We inquired into the provision of healthcare to veterans, particularly in mental health, and found it encouraging that the provision is improving. We conclude, however, that more should be done and recommend that:
a.The Government should urgently set out how it plans to meet targets for the Transition, Intervention and Liaison Service, Complex Treatment Services and Improving Access to Psychological Therapy.
b.Further work should be done to ensure that the principle of “priority treatment” is better understood by both veterans and service providers.
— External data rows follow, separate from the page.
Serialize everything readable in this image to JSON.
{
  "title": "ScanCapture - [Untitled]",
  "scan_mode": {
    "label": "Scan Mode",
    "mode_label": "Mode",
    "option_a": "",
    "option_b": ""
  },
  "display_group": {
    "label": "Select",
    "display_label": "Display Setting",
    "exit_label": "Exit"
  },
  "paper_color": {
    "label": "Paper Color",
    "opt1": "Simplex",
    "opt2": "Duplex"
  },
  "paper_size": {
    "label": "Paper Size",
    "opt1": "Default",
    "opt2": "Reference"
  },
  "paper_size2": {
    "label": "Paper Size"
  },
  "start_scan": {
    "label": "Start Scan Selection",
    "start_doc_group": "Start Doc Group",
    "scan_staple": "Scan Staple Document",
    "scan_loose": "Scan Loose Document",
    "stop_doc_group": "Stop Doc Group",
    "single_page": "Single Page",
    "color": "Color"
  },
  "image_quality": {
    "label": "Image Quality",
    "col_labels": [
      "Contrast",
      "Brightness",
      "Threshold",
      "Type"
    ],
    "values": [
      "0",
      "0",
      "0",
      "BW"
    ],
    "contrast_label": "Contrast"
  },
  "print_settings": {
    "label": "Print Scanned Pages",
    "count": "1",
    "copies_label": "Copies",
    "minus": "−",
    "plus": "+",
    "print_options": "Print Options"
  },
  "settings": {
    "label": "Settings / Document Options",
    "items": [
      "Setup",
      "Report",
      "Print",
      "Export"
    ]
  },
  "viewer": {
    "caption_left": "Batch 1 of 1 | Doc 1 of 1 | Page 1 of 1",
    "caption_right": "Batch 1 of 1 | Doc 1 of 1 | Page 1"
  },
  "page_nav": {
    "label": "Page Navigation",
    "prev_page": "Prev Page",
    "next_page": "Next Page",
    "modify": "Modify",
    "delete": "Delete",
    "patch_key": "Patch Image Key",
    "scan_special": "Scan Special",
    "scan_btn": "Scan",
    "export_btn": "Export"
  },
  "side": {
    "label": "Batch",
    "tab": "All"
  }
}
c.Work should be undertaken to minimise variation in the level of services across the UK, with specific funding required in Northern Ireland to deal with the challenges faced by veterans attempting to access mental health services there.
d.Work should be undertaken to improve data collection with regard to the numbers of serving personnel and veterans requiring treatment for addiction and other mental health illnesses. The Minister gave a commitment that there should be “a single front door and clear pathway people can navigate” for treatment for addiction and other mental health issues and we encourage the Department to do further work on this, alongside the NHS and partners such as Tom Harrison House.
Finally, we found that the level of satisfaction for personnel and families living in Service housing is still too low. Whilst work has been undertaken to improve this, accommodation is an area that needs to be prioritised by the Ministry of Defence. We note that by excluding central government as a responsible public body, Service accommodation is not covered by the new legal duty to have due regard. We conclude that the Government may wish to consider adding housing as an area where the legal duty applies in the future.
Members of the Committee also look forward to the House having an opportunity to scrutinise the long-promised legislation addressing the investigation and prosecution of former Armed Forces Personnel who served in Northern Ireland.
The Government should respond to the conclusions and recommendations of this report by written ministerial statement, within two calendar months. We urge the Government to take on board our specific conclusions and recommendations and to ensure that it engages with Members across the House during later stages of the Bill’s consideration.